By utilizing academic support services, autistic students can enhance their learning experience, build confidence, and develop effective study habits. It is important for students to actively seek out and engage with these resources to maximize their academic potential.

By incorporating these strategies into their college experience, autistic students can overcome challenges, thrive academically, and make the most of their postsecondary education. With self-advocacy skills, an understanding of their unique strengths and weaknesses, and access to appropriate academic support, autistic students can create a path to success in their academic pursuits.

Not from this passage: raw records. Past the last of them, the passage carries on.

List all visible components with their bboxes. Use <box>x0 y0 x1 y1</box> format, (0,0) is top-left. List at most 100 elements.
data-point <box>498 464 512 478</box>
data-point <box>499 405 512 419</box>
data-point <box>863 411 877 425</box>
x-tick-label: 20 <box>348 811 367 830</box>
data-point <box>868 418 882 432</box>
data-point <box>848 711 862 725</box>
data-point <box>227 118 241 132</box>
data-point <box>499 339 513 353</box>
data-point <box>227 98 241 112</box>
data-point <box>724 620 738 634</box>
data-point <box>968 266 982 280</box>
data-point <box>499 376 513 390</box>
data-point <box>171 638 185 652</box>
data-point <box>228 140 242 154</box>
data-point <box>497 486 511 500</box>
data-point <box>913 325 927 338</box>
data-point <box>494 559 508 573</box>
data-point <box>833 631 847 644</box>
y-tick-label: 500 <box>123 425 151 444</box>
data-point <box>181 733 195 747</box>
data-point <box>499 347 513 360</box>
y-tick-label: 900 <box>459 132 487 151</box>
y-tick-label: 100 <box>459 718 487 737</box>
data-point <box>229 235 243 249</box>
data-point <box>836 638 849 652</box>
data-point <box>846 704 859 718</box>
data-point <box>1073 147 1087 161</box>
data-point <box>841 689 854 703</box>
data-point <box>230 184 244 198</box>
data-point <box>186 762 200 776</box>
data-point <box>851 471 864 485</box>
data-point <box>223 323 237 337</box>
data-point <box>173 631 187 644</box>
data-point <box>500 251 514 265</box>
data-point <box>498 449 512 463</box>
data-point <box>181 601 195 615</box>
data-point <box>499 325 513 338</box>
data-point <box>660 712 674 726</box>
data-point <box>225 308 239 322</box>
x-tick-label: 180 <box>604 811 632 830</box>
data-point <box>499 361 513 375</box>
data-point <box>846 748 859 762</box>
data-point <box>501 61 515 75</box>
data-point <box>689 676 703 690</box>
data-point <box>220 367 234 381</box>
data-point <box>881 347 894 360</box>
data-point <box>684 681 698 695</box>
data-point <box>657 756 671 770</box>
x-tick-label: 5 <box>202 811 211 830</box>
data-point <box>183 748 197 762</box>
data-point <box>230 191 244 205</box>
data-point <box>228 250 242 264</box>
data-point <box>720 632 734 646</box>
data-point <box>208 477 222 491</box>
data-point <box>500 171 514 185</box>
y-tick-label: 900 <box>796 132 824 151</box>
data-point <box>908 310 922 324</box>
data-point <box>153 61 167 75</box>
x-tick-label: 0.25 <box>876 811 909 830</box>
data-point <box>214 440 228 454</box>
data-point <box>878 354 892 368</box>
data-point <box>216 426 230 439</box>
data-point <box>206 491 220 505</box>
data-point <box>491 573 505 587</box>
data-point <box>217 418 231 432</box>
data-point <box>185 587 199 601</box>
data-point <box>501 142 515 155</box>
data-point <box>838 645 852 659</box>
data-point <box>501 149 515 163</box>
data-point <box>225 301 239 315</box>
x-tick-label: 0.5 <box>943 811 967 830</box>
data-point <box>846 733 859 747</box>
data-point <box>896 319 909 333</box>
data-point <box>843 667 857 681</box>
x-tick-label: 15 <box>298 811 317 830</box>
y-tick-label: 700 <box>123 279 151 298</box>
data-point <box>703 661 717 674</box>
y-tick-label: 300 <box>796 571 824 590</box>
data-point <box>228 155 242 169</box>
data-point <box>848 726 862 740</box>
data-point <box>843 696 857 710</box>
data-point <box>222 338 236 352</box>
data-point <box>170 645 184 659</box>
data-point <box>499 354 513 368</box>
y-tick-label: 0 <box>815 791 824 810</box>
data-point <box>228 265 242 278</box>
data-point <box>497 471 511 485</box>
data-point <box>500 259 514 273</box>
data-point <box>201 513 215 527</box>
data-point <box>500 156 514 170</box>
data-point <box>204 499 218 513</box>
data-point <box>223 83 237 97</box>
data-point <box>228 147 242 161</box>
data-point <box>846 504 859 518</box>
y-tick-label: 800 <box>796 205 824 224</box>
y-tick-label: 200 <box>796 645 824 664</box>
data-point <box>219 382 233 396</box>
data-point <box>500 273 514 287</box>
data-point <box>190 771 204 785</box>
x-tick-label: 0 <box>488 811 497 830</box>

Navigating the College Environment

For autistic students, navigating the college environment can present unique challenges. However, with the right strategies and support, these challenges can be overcome. In this section, we will explore three key aspects of navigating the college environment for autistic students: forming relationships, obtaining accommodations, and managing time and health.

Forming Relationships

Autistic college students often struggle to navigate the new social environment and face challenges in forming new, meaningful relationships. However, college can also provide opportunities for autistic students to find like-minded peers and bond over common interests through special interest clubs and activities. Engaging in extracurricular activities and joining clubs related to their interests can help autistic students connect with others who share their passions and create a sense of belonging. Additionally, campus resources such as counseling centers or peer support groups can provide a safe space for autistic students to discuss their experiences and seek guidance.

Obtaining Accommodations

Obtaining and utilizing accommodations and support services can be a challenge for autistic college students. Some students may face difficulty in persuading professors to abide by accommodations, while others may feel that the provided accommodations do not fully address their specific needs. It is important for autistic students to familiarize themselves with the accommodations available at their college or university and to work closely with the disability services office to ensure their needs are met. This may involve providing documentation of their diagnosis and engaging in open communication with professors to ensure that accommodations are implemented effectively.

Managing Time and Health

Autistic college students often experience poorer mental and physical health compared to their neurotypical peers, which can impact their overall success in college. These students may contend with chronic illnesses and are more likely to have co-occurring psychiatric conditions such as anxiety and depression. To manage time effectively, autistic students can benefit from creating structured schedules, utilizing time management tools, and breaking tasks into manageable chunks. Taking breaks, practicing self-care, and seeking support from campus resources like counseling services can also contribute to better overall health and well-being.

By focusing on forming relationships, obtaining accommodations, and managing time and health, autistic students can navigate the college environment more effectively. It is essential for these students to take advantage of the resources available to them, advocate for their needs, and prioritize self-care. With the right support and strategies in place, autistic students can thrive academically and personally during their postsecondary education journey.